Os Maias - Cap. 6: Capítulo 6 Pág. 157 / 630

Dei lá cama e mesa, e dinheiro para a algibeira, a muita dessa canalha que hoje por aí trota em coupé da companhia e de correio atrás... E agora, quando me avistam, voltam para o lado o focinho...

- Isso são imaginações, disse Carlos com amizade.

- Não são, Carlos, respondeu o poeta, muito grave, muito amargo. Não são. Tu não sabes a minha vida. Tenho sofrido muito repelão, rapaz. E não o merecia! Palavra, que o não merecia...

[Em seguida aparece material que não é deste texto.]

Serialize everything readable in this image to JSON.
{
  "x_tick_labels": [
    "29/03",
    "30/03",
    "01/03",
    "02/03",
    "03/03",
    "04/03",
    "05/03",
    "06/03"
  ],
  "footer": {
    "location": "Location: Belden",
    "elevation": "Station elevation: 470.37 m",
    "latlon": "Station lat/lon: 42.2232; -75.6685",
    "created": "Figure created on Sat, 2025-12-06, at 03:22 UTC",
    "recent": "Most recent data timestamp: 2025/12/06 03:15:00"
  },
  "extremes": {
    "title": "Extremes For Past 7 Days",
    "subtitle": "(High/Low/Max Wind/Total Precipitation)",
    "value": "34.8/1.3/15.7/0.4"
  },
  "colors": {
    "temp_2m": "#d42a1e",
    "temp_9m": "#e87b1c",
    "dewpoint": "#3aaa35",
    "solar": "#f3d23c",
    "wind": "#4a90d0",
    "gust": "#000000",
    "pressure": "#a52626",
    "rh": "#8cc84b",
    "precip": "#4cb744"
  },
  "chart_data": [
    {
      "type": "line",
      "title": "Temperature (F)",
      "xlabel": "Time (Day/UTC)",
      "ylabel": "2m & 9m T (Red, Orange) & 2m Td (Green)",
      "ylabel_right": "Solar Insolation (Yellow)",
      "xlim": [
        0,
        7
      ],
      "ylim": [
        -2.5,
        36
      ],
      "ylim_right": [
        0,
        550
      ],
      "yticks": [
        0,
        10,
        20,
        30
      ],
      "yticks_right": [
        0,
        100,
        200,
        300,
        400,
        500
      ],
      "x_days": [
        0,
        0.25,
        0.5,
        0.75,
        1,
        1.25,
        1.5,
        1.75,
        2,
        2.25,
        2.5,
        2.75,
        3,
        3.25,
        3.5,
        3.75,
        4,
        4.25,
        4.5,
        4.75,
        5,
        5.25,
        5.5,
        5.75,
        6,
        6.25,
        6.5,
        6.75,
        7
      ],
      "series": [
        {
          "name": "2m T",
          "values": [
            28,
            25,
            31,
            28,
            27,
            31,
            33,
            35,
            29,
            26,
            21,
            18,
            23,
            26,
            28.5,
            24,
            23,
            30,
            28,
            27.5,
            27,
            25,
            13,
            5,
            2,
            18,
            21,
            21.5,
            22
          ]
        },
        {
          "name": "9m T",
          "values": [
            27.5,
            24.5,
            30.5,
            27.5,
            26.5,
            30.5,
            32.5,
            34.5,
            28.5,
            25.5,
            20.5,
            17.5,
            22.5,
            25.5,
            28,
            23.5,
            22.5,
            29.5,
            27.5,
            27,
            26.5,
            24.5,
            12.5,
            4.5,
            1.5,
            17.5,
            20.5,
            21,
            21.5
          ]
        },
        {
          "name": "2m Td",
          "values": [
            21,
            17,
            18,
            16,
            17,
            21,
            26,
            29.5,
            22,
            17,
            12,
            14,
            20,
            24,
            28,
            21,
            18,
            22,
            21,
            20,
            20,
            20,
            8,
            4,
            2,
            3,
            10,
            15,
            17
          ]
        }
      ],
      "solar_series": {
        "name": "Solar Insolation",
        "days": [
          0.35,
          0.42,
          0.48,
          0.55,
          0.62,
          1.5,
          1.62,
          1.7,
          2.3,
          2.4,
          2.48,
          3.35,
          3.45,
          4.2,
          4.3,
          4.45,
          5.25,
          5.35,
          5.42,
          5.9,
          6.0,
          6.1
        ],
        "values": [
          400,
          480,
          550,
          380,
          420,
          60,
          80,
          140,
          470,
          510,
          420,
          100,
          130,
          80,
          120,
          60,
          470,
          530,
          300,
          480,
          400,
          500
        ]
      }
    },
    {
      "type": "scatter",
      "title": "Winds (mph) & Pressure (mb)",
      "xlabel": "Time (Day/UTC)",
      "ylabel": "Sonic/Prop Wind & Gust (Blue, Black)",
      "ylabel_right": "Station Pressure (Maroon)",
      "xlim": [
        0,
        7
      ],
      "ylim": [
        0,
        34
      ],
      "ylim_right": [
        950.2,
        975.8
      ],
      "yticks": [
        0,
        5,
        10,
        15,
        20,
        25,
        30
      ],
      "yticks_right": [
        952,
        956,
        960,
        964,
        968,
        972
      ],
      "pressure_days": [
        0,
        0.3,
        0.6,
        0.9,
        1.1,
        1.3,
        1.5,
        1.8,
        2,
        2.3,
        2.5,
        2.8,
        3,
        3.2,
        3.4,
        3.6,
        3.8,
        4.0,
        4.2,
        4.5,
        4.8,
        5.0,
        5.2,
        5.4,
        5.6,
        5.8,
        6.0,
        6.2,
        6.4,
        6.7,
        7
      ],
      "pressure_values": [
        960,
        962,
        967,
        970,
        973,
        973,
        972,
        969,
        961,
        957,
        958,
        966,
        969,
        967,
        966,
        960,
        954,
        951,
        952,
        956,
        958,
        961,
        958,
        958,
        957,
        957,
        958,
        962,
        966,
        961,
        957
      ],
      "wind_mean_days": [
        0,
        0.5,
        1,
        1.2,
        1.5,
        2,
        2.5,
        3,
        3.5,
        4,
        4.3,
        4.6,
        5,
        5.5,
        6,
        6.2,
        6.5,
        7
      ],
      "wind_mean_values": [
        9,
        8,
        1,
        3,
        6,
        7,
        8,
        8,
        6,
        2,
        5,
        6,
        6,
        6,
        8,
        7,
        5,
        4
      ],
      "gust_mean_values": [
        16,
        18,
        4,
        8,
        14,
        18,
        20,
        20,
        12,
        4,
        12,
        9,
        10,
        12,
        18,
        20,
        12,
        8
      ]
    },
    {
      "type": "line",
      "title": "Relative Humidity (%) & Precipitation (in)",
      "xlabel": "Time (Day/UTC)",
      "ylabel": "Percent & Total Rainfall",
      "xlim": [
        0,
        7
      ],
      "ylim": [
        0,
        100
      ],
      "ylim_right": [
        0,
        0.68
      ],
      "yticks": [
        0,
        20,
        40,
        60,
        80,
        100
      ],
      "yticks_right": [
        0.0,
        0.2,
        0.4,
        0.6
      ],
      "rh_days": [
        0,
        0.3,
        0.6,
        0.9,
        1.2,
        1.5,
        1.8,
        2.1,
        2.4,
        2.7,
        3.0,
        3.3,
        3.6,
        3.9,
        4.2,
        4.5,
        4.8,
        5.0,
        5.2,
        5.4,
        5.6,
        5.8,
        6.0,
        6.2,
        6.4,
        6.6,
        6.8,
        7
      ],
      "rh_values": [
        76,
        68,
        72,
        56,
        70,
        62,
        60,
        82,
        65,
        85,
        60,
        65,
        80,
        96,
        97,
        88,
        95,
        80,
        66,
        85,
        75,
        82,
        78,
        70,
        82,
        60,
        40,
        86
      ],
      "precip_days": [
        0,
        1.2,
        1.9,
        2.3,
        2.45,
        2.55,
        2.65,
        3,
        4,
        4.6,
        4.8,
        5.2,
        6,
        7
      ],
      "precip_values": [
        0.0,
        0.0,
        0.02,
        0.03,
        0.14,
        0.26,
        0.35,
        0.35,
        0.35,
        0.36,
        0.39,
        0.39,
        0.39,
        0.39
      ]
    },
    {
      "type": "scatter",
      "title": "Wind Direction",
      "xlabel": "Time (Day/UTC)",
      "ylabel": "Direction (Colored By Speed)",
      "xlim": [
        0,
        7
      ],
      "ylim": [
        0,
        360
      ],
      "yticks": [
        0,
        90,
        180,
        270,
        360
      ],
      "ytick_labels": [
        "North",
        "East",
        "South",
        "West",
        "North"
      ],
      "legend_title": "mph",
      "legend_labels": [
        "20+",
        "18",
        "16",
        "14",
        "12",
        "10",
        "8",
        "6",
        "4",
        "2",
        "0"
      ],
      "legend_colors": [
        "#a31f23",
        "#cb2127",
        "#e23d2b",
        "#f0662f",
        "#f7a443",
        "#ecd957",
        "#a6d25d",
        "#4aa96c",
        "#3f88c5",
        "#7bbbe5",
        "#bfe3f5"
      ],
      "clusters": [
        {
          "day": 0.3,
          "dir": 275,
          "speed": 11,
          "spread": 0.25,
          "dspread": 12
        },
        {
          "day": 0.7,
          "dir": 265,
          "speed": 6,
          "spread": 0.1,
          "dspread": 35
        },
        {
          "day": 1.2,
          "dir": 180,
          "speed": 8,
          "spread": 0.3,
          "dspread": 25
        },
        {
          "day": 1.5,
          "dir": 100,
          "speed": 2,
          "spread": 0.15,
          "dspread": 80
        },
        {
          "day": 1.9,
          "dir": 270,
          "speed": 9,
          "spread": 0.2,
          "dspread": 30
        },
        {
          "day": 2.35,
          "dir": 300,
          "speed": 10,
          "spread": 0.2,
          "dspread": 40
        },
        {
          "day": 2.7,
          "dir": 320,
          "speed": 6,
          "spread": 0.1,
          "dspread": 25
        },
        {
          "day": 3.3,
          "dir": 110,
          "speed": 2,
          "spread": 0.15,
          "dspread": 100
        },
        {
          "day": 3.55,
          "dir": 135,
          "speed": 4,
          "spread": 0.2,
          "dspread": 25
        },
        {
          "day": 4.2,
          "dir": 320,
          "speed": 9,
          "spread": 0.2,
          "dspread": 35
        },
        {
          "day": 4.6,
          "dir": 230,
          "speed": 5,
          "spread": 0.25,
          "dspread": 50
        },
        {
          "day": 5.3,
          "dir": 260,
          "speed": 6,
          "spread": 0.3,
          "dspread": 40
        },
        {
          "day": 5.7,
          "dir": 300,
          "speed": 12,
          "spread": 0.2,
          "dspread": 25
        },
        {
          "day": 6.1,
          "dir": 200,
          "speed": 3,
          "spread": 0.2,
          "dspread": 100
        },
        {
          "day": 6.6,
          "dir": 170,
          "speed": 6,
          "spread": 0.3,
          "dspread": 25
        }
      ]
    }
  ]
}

Agarrou o braço de Carlos, e com a voz abalada:

- Olha que esses homens que por aí figuram embebedavam-se comigo, emprestei-lhes muito pinto, dei-lhes muita ceia... E agora são ministros, são embaixadores, são personagens, são o diabo. Pois ofereceram-te eles um bocado do bolo agora que o têm na mão? Não. Nem a mim. Isto é duro, Carlos, isto é muito duro, meu Carlos. E que diabo, eu não queria que me fizessem conde, nem que me dessem uma embaixada... Mas aí alguma coisa numa secretaria... Nem um chavelho! Enfim, ainda há para o bocado do pão, e para a meia onça do tabaco... Mas esta ingratidão tem-me feito cabelos brancos... Pois não te quero maçar mais, e que Deus te faça feliz como tu mereces, meu Carlos!

- Tu não queres subir um bocado, Alencar?

Tanta franqueza enterneceu o poeta.

- Obrigado, rapaz, disse ele, abraçando Carlos. E agradeço-te isso, porque sei que vem do coração... Todos vocês têm coração... Já teu pai o tinha, e largo, e grande como o de um leão! E agora crê uma cousa: é que tens aqui um amigo. Isto não é palavreado, isto vem de dentro... Pois adeus, meu rapaz. Queres tu um charuto?

Carlos aceitou logo, como um presente do céu.

- Então aí tens um charuto, filho! exclamou Alencar com entusiasmo.

E aquele charuto dado a um homem tão rico, ao dono do Ramalhete, fazia-o por um momento voltar aos tempos em que nesse Marrare ele estendia em redor a charuteira cheia, com o seu grande ar de Manfredo triste. Interessou-se então pelo charuto. Acendeu ele mesmo um fosforo. Verificou se ficava bem aceso. E que tal, charuto razoável? Carlos achava um excelente charuto!